THE DEAD SEA AND ME

Having waded into the Dead Sea on a recent tour of Israel, I was amused to topple on the water and float there like an inflatable raft. You see, the way my body is set up, I have no problem floating anyway. I was so enthralled, however, when my feet touched the seabed because of the large formations of salt I could feel with my toes. I plunged my hand in to retrieve them only to come up shouting in shock at the stinging splash in my eyes, nose and mouth. 

The Dead Sea, at more than 400 meters below sea level, is the absolute lowest point on earth. Runoff from towns and villages along the famed Jordan River all the way through the desert and through the mountain leads into the Dead, A.K.A. Salt Sea. This shiny, briny lake, nine times saltier than the ocean, has no outlet, and is constantly mined for its minerals that make cosmetic creams and oils. I plunged my hand into my purse to buy these, and my credit card is still stinging.

That said, I think that memorable experience was a providential one. You see, although I traveled great lengths to “walk where Jesus walked,” I expected little to move me. The wilderness, desert, and Dead Sea air all jibed with my outlook. In spite of that inner, spiritual conflict, I still believed that there is hope for those of us, who because of the state of world affairs, are more than a little salty.

It’s no mystery that the unchecked and uncritical consumption of media depicting either the most inane, or the lowest of human behavior leaves us unproductive. Like the massive repository of runoff, we lack worthy and creative outlets. Is it any wonder why we feel dead inside, or lack meaning and purpose? 

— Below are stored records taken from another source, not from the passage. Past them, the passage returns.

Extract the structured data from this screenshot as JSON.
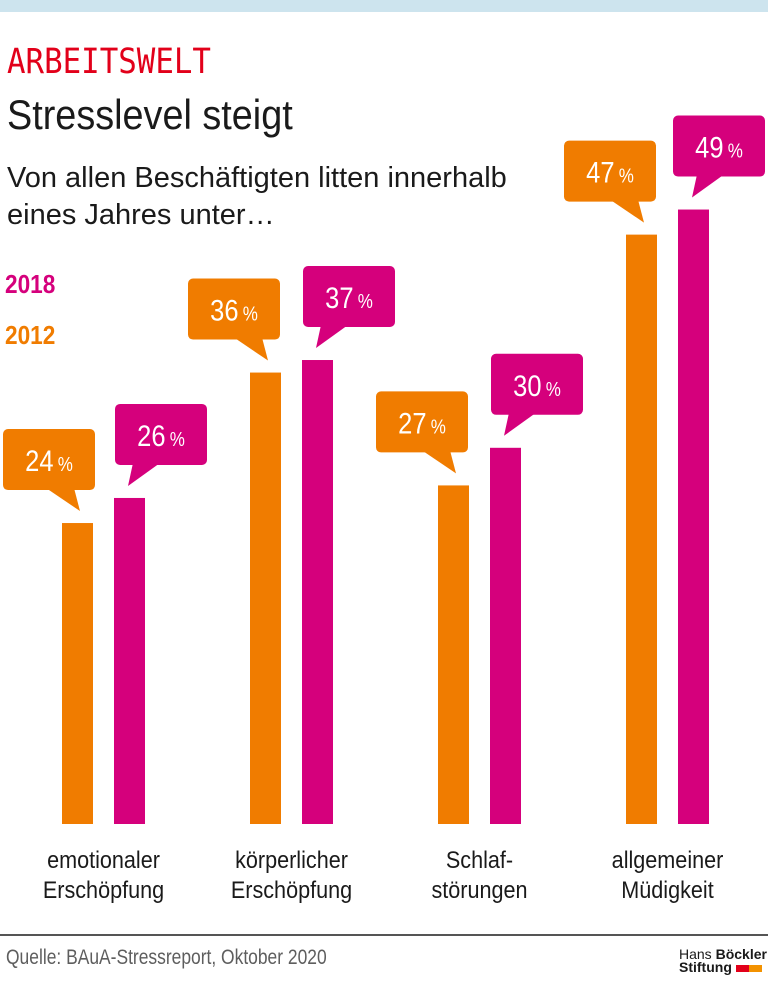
{
  "kicker": "ARBEITSWELT",
  "title": "Stresslevel steigt",
  "subtitle_lines": [
    "Von allen Beschäftigten litten innerhalb",
    "eines Jahres unter…"
  ],
  "legend": [
    {
      "label": "2018",
      "color": "#d5007c"
    },
    {
      "label": "2012",
      "color": "#f07c00"
    }
  ],
  "colors": {
    "kicker": "#e2001a",
    "series_2012": "#f07c00",
    "series_2018": "#d5007c",
    "top_band": "#cde4ee"
  },
  "footer": {
    "source": "Quelle: BAuA-Stressreport, Oktober 2020",
    "logo": {
      "line1_regular": "Hans",
      "line1_bold": "Böckler",
      "line2_bold": "Stiftung",
      "square_colors": [
        "#e2001a",
        "#f39200"
      ]
    }
  },
  "chart_data": {
    "type": "bar",
    "title": "Stresslevel steigt",
    "subtitle": "Von allen Beschäftigten litten innerhalb eines Jahres unter…",
    "categories": [
      "emotionaler Erschöpfung",
      "körperlicher Erschöpfung",
      "Schlafstörungen",
      "allgemeiner Müdigkeit"
    ],
    "category_label_lines": [
      [
        "emotionaler",
        "Erschöpfung"
      ],
      [
        "körperlicher",
        "Erschöpfung"
      ],
      [
        "Schlaf-",
        "störungen"
      ],
      [
        "allgemeiner",
        "Müdigkeit"
      ]
    ],
    "series": [
      {
        "name": "2012",
        "color": "#f07c00",
        "values": [
          24,
          36,
          27,
          47
        ]
      },
      {
        "name": "2018",
        "color": "#d5007c",
        "values": [
          26,
          37,
          30,
          49
        ]
      }
    ],
    "unit": "%",
    "xlabel": "",
    "ylabel": "",
    "ylim": [
      0,
      50
    ],
    "grid": false,
    "axes_visible": false,
    "legend_entries": [
      "2018",
      "2012"
    ],
    "legend_position": "top-left",
    "data_labels": "speech-bubbles"
  }
}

Further, those who’ve claimed the promise of justice from our society, sometimes fall powerless before the inexplicable buoyancy of injustice, white supremacy, and the misuse of riches and power. How else do we reconcile our fascination with five passengers, some billionaires, and their reckless exploration of the ocean depths against the overloaded vessel carrying 150 migrants of color off the coast of Greece? How else does a would-be “good guy” on the subway choke the life out of another, having failed to acknowledge the victim had a life worth living in the first place? How else do we follow the rationale of the U.S. Supreme Court that protected the right of a white, male postal worker to skip his Sunday shift in observance of his faith, even though in doing so it would  “impose on coworkers, disrupt the workplace and workflow, and diminish employee morale”?  Yet, in the same session, the Court dealt a death blow to Affirmative Action. It has long protected millions of overlooked but deserving minority students amid the resentment of disgruntled students, and those who hold bias.  

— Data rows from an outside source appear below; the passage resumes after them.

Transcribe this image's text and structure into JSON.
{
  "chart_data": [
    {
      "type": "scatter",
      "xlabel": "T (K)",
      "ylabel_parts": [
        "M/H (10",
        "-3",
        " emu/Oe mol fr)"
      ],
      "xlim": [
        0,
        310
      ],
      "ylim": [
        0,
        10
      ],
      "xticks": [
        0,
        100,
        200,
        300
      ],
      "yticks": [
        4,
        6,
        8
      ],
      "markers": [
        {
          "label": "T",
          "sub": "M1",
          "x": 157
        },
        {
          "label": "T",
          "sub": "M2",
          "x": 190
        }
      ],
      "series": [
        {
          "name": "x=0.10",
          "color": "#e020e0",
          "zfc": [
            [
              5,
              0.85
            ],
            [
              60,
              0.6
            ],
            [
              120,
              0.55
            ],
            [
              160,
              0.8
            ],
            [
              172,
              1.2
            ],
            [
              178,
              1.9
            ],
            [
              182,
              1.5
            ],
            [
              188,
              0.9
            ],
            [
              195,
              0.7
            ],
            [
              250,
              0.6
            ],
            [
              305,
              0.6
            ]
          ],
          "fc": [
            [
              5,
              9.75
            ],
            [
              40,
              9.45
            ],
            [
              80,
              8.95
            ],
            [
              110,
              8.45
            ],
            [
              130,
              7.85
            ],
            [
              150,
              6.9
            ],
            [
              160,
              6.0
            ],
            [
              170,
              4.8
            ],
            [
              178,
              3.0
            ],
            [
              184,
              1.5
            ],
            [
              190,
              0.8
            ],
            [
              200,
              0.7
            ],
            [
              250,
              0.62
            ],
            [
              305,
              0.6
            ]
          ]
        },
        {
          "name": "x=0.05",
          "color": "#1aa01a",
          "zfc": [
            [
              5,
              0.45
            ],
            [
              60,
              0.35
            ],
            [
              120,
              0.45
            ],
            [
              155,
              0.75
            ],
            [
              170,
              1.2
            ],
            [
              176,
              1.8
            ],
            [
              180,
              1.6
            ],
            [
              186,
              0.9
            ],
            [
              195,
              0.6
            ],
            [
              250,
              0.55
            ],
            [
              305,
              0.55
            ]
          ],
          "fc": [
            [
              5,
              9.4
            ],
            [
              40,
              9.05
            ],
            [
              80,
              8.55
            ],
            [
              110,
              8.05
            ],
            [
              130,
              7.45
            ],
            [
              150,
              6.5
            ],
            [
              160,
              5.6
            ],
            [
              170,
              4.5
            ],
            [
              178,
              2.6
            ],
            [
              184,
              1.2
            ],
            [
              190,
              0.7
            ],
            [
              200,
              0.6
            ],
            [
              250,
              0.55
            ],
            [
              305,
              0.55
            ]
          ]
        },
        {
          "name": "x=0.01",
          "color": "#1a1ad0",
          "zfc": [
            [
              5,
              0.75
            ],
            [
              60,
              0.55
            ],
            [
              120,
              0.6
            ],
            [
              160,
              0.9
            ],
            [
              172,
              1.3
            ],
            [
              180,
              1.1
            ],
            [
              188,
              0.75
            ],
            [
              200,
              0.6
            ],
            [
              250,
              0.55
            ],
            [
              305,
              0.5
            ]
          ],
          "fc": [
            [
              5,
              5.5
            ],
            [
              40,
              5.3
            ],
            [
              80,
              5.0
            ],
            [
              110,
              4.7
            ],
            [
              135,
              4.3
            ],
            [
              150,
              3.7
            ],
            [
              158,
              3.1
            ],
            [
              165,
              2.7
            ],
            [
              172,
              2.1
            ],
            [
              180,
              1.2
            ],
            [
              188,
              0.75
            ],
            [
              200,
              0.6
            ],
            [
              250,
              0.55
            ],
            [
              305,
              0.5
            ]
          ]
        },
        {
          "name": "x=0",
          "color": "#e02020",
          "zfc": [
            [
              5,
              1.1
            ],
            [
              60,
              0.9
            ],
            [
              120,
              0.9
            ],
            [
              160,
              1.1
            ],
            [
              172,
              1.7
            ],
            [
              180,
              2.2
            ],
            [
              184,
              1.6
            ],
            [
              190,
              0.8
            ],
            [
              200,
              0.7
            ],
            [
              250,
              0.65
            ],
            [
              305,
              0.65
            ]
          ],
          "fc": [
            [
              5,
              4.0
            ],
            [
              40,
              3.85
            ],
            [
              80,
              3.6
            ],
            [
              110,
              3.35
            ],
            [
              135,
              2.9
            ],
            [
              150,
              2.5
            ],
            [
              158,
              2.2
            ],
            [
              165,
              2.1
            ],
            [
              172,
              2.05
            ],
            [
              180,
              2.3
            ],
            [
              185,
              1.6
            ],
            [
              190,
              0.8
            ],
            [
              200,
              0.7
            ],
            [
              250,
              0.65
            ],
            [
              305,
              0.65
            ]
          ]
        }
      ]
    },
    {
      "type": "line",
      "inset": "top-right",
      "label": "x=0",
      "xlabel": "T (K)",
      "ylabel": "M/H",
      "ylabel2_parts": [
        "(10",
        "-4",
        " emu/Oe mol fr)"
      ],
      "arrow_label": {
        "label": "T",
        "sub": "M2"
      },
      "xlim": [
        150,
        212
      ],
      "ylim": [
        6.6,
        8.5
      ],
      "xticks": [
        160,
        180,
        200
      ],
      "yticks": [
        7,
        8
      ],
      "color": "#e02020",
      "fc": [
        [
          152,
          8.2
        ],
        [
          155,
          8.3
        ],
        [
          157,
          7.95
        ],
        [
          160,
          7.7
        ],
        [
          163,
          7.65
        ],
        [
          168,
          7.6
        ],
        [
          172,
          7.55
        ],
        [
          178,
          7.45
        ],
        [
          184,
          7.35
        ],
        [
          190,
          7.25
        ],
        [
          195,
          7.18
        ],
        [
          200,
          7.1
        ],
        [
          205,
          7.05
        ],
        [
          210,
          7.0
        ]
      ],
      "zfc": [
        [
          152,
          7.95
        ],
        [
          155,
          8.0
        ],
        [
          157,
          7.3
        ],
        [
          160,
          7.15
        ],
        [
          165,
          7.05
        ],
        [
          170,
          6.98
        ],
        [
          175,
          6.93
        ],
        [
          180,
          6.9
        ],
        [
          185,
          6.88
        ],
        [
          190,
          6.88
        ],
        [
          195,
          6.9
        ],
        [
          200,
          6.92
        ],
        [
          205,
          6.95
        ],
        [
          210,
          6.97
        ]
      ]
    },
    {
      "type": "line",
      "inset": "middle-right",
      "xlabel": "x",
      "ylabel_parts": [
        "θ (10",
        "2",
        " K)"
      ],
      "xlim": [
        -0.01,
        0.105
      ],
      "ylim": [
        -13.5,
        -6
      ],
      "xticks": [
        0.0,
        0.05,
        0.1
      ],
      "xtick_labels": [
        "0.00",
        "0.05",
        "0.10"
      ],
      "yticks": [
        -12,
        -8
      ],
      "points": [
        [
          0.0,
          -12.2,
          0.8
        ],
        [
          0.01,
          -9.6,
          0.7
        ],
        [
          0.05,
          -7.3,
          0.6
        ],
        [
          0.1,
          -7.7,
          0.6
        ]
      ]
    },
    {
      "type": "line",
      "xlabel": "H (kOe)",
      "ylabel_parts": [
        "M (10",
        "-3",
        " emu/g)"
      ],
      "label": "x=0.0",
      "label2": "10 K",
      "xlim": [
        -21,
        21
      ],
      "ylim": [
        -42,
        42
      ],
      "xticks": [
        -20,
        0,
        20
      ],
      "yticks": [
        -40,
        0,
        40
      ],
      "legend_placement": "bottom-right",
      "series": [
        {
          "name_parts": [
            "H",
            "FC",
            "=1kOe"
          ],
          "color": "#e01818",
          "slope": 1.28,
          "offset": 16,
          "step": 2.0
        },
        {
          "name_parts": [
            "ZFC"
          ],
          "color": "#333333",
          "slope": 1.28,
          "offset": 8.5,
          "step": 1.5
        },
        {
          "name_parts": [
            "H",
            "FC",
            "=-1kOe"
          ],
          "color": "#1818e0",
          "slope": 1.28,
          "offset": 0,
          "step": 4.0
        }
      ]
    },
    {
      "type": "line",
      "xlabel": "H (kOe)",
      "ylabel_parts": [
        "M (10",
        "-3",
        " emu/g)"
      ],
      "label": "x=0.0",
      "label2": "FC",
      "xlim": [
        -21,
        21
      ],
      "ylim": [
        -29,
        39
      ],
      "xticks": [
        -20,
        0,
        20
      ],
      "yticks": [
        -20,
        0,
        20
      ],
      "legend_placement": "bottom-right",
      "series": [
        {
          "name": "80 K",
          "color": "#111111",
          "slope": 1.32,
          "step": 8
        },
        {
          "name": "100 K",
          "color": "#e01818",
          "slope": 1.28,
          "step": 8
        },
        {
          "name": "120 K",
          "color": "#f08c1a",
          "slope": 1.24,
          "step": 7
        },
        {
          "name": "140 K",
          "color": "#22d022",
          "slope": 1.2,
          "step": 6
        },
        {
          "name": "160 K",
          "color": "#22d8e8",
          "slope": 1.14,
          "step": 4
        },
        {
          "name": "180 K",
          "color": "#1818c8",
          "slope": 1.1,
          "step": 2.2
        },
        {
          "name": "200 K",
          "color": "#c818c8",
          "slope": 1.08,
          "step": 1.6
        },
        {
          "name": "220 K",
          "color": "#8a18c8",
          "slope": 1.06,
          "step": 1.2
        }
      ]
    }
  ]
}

Famous for breathing life into hopelessly dead situations,  our Creator God, posits the story of the Valley of Dry Bones ( Ezekiel 7). There, in vision He asked Ezekiel not just to assess the damage, but to pronounce the promise of life upon it: 

“Thus says the Lord God to these bones: ‘Surely I will cause breath to enter into you, and you shall live . . . Then you shall know that I am the Lord.’” If you have life and dreams in you now, in this world, it’s because God is holding out His promise over you.

 

The Book of Ezekiel, as our tour guide Sonya pointed out, also contains a proverbial prophecy over the Dead Sea:

“These waters issue out toward the east country, and go down into the desert, and go into the sea: which being brought forth into the sea, the waters shall be healed . . .” (Ezekiel 4:7). 

It was the “I Am” in the flesh whose conversation with the woman at the well (John 4) involved the metaphor of water – His reviving Spirit, and His gift of salvation and destiny with Him.

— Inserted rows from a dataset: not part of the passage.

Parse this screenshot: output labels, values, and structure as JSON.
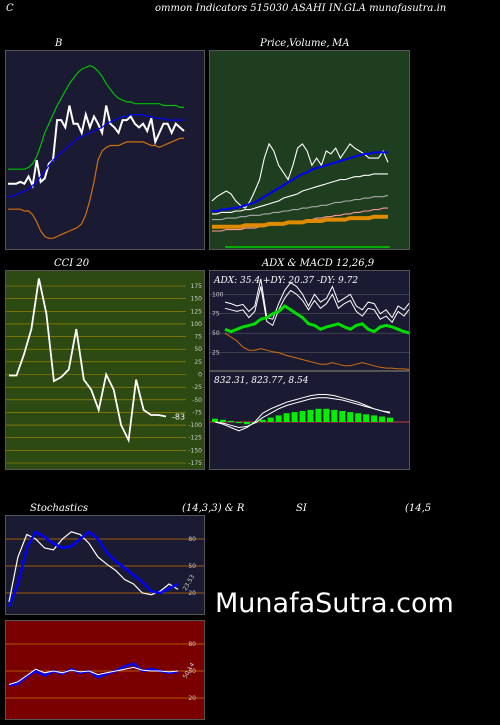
{
  "header": {
    "left_char": "C",
    "title": "ommon  Indicators 515030  ASAHI IN.GLA munafasutra.in"
  },
  "colors": {
    "bg": "#000000",
    "panel_dark": "#1a1a33",
    "panel_green": "#1f3d1f",
    "cci_bg": "#2d4a12",
    "rsi_bg": "#7a0000",
    "blue": "#0000ff",
    "green": "#00c000",
    "orange": "#d07010",
    "white": "#ffffff"
  },
  "watermark": "MunafaSutra.com",
  "chart_data": [
    {
      "id": "bollinger",
      "type": "line",
      "title": "B",
      "x": [
        1,
        2,
        3,
        4,
        5,
        6,
        7,
        8,
        9,
        10,
        11,
        12,
        13,
        14,
        15,
        16,
        17,
        18,
        19,
        20,
        21,
        22,
        23,
        24,
        25,
        26,
        27,
        28,
        29,
        30,
        31,
        32,
        33,
        34,
        35,
        36,
        37,
        38,
        39,
        40,
        41,
        42,
        43,
        44
      ],
      "series": [
        {
          "role": "price",
          "color": "#ffffff",
          "values": [
            183,
            183,
            183,
            182,
            183,
            179,
            184,
            170,
            182,
            180,
            172,
            170,
            148,
            148,
            152,
            140,
            150,
            150,
            155,
            145,
            152,
            146,
            150,
            155,
            140,
            150,
            152,
            155,
            148,
            148,
            146,
            150,
            152,
            150,
            154,
            147,
            160,
            155,
            150,
            150,
            155,
            150,
            152,
            154
          ]
        },
        {
          "role": "upper",
          "color": "#00c000",
          "values": [
            175,
            175,
            175,
            175,
            175,
            174,
            172,
            168,
            162,
            155,
            150,
            145,
            140,
            136,
            132,
            128,
            125,
            122,
            120,
            119,
            118,
            119,
            121,
            124,
            128,
            131,
            134,
            136,
            137,
            138,
            138,
            139,
            139,
            139,
            139,
            139,
            139,
            139,
            140,
            140,
            140,
            140,
            141,
            141
          ]
        },
        {
          "role": "middle",
          "color": "#0000ff",
          "values": [
            190,
            190,
            189,
            188,
            187,
            186,
            184,
            182,
            179,
            176,
            173,
            170,
            168,
            166,
            164,
            162,
            160,
            158,
            157,
            156,
            155,
            154,
            153,
            152,
            150,
            149,
            148,
            147,
            146,
            146,
            145,
            145,
            145,
            145,
            146,
            146,
            147,
            147,
            147,
            148,
            148,
            148,
            148,
            148
          ]
        },
        {
          "role": "lower",
          "color": "#d07010",
          "values": [
            197,
            197,
            197,
            197,
            198,
            198,
            200,
            204,
            209,
            212,
            213,
            213,
            212,
            211,
            210,
            209,
            208,
            207,
            205,
            200,
            192,
            182,
            170,
            165,
            163,
            162,
            162,
            162,
            161,
            160,
            160,
            160,
            160,
            160,
            161,
            162,
            162,
            163,
            162,
            161,
            160,
            159,
            158,
            158
          ]
        }
      ]
    },
    {
      "id": "price_ma",
      "type": "line",
      "title_a": "Price,",
      "title_b": "Volume,",
      "title_c": "MA",
      "series": [
        {
          "role": "price",
          "color": "#ffffff",
          "values": [
            165,
            162,
            160,
            158,
            160,
            165,
            168,
            170,
            165,
            158,
            150,
            135,
            125,
            130,
            140,
            145,
            150,
            140,
            128,
            125,
            130,
            140,
            135,
            140,
            130,
            132,
            128,
            135,
            130,
            125,
            128,
            130,
            132,
            135,
            135,
            135,
            130,
            138
          ]
        },
        {
          "role": "ma_blue",
          "color": "#0000ff",
          "values": [
            172,
            172,
            171,
            171,
            170,
            170,
            169,
            168,
            167,
            166,
            164,
            162,
            160,
            158,
            156,
            154,
            152,
            150,
            148,
            146,
            145,
            143,
            142,
            141,
            140,
            139,
            138,
            137,
            136,
            135,
            134,
            133,
            132,
            132,
            131,
            131,
            131,
            131
          ]
        },
        {
          "role": "ma_white_1",
          "color": "#ffffff",
          "values": [
            174,
            174,
            173,
            173,
            173,
            172,
            172,
            171,
            171,
            170,
            169,
            168,
            167,
            166,
            165,
            163,
            162,
            161,
            160,
            158,
            157,
            156,
            155,
            154,
            153,
            152,
            151,
            150,
            150,
            149,
            148,
            148,
            147,
            147,
            146,
            146,
            146,
            146
          ]
        },
        {
          "role": "ma_grey",
          "color": "#aaaaaa",
          "values": [
            178,
            178,
            178,
            177,
            177,
            177,
            176,
            176,
            175,
            175,
            175,
            174,
            174,
            173,
            173,
            172,
            172,
            171,
            171,
            170,
            170,
            169,
            169,
            168,
            168,
            167,
            166,
            166,
            165,
            165,
            164,
            164,
            163,
            163,
            162,
            162,
            162,
            161
          ]
        },
        {
          "role": "ma_pink",
          "color": "#ff9999",
          "values": [
            186,
            186,
            186,
            185,
            185,
            185,
            185,
            184,
            184,
            184,
            183,
            183,
            182,
            182,
            181,
            181,
            180,
            180,
            179,
            179,
            178,
            178,
            177,
            177,
            176,
            176,
            175,
            175,
            174,
            174,
            173,
            173,
            172,
            172,
            171,
            171,
            170,
            170
          ]
        },
        {
          "role": "ma_orange",
          "color": "#e08a00",
          "values": [
            183,
            183,
            183,
            183,
            183,
            183,
            183,
            182,
            182,
            182,
            182,
            182,
            181,
            181,
            181,
            181,
            180,
            180,
            180,
            180,
            179,
            179,
            179,
            179,
            178,
            178,
            178,
            178,
            178,
            177,
            177,
            177,
            177,
            177,
            176,
            176,
            176,
            176
          ]
        }
      ]
    },
    {
      "id": "cci",
      "type": "line",
      "title": "CCI 20",
      "yticks": [
        "175",
        "150",
        "125",
        "100",
        "75",
        "50",
        "25",
        "0",
        "-25",
        "-50",
        "-75",
        "-100",
        "-125",
        "-150",
        "-175"
      ],
      "ylim": [
        -175,
        175
      ],
      "last_label": "-83",
      "values": [
        -2,
        -2,
        40,
        90,
        190,
        120,
        -13,
        -5,
        10,
        90,
        -10,
        -30,
        -70,
        0,
        -30,
        -100,
        -130,
        -10,
        -70,
        -80,
        -80,
        -83
      ]
    },
    {
      "id": "adx",
      "type": "line",
      "title": "ADX  & MACD 12,26,9",
      "text": "ADX: 35.4   +DY: 20.37 -DY: 9.72",
      "yticks": [
        "100",
        "75",
        "50",
        "25"
      ],
      "ylim": [
        0,
        130
      ],
      "series": [
        {
          "role": "plus_dy",
          "color": "#ffffff",
          "values": [
            90,
            88,
            85,
            87,
            78,
            85,
            120,
            70,
            68,
            88,
            105,
            115,
            110,
            100,
            85,
            100,
            90,
            95,
            110,
            90,
            95,
            100,
            85,
            80,
            90,
            88,
            75,
            80,
            70,
            85,
            80,
            90
          ]
        },
        {
          "role": "minus_dy",
          "color": "#ffffff",
          "values": [
            82,
            80,
            78,
            80,
            70,
            78,
            110,
            65,
            60,
            80,
            95,
            105,
            100,
            92,
            80,
            92,
            82,
            88,
            100,
            82,
            88,
            92,
            78,
            72,
            82,
            80,
            68,
            72,
            64,
            78,
            72,
            82
          ]
        },
        {
          "role": "adx",
          "color": "#00dd00",
          "values": [
            55,
            52,
            55,
            58,
            60,
            62,
            68,
            70,
            75,
            78,
            85,
            80,
            75,
            70,
            62,
            60,
            55,
            58,
            60,
            62,
            58,
            55,
            60,
            62,
            55,
            52,
            58,
            60,
            58,
            55,
            52,
            50
          ]
        },
        {
          "role": "orange",
          "color": "#d07010",
          "values": [
            50,
            45,
            40,
            32,
            28,
            28,
            30,
            28,
            26,
            25,
            22,
            20,
            18,
            16,
            14,
            12,
            10,
            10,
            12,
            10,
            8,
            8,
            10,
            12,
            10,
            8,
            6,
            5,
            5,
            4,
            4,
            3
          ]
        }
      ]
    },
    {
      "id": "macd",
      "type": "line",
      "text": "832.31,  823.77,  8.54",
      "series": [
        {
          "role": "macd",
          "color": "#ffffff",
          "values": [
            0,
            -2,
            -5,
            -8,
            -5,
            0,
            8,
            12,
            15,
            18,
            20,
            22,
            24,
            25,
            25,
            24,
            22,
            20,
            18,
            15,
            12,
            10,
            8
          ]
        },
        {
          "role": "signal",
          "color": "#ffffff",
          "values": [
            0,
            -1,
            -3,
            -5,
            -4,
            -1,
            4,
            8,
            12,
            15,
            17,
            19,
            21,
            22,
            22,
            21,
            20,
            18,
            16,
            14,
            12,
            10,
            9
          ]
        }
      ],
      "histogram": [
        3,
        2,
        1,
        -1,
        -2,
        -1,
        2,
        4,
        6,
        8,
        9,
        10,
        11,
        12,
        12,
        11,
        10,
        9,
        8,
        7,
        6,
        5,
        4
      ]
    },
    {
      "id": "stochastics",
      "type": "line",
      "title_left": "Stochastics",
      "title_mid": "(14,3,3) & R",
      "yticks": [
        "80",
        "50",
        "20"
      ],
      "ylim": [
        0,
        100
      ],
      "last_label": "23.53",
      "series": [
        {
          "role": "k",
          "color": "#ffffff",
          "values": [
            10,
            60,
            85,
            80,
            70,
            68,
            80,
            88,
            85,
            75,
            60,
            52,
            45,
            35,
            30,
            20,
            18,
            22,
            30,
            24
          ]
        },
        {
          "role": "d",
          "color": "#0000ff",
          "values": [
            5,
            30,
            70,
            88,
            82,
            75,
            70,
            72,
            80,
            88,
            80,
            65,
            55,
            48,
            40,
            32,
            22,
            20,
            25,
            30
          ]
        }
      ]
    },
    {
      "id": "rsi",
      "type": "line",
      "title_left": "SI",
      "title_right": "(14,5",
      "yticks": [
        "80",
        "50",
        "20"
      ],
      "ylim": [
        0,
        100
      ],
      "last_label": "50.14",
      "series": [
        {
          "role": "rsi",
          "color": "#0000ff",
          "values": [
            34,
            36,
            44,
            50,
            45,
            50,
            47,
            52,
            48,
            50,
            43,
            47,
            50,
            55,
            58,
            50,
            52,
            50,
            48,
            49
          ]
        },
        {
          "role": "rsi_white",
          "color": "#ffffff",
          "values": [
            35,
            38,
            45,
            52,
            48,
            50,
            48,
            51,
            49,
            50,
            46,
            48,
            50,
            52,
            54,
            51,
            50,
            50,
            49,
            50
          ]
        }
      ]
    }
  ]
}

“ . . . “If you only knew the gift God has for you and who you are speaking to, you would ask me, and I would give you living water.”

Living water is miraculous and refreshing, a vibrant, teeming existence, all coming from an inside Source. The introduction of Him, levels the landscape and waters the spirit,  irrespective of widely held beliefs or practices or zeitgeist of the moment. And, oh, that takes the sting away.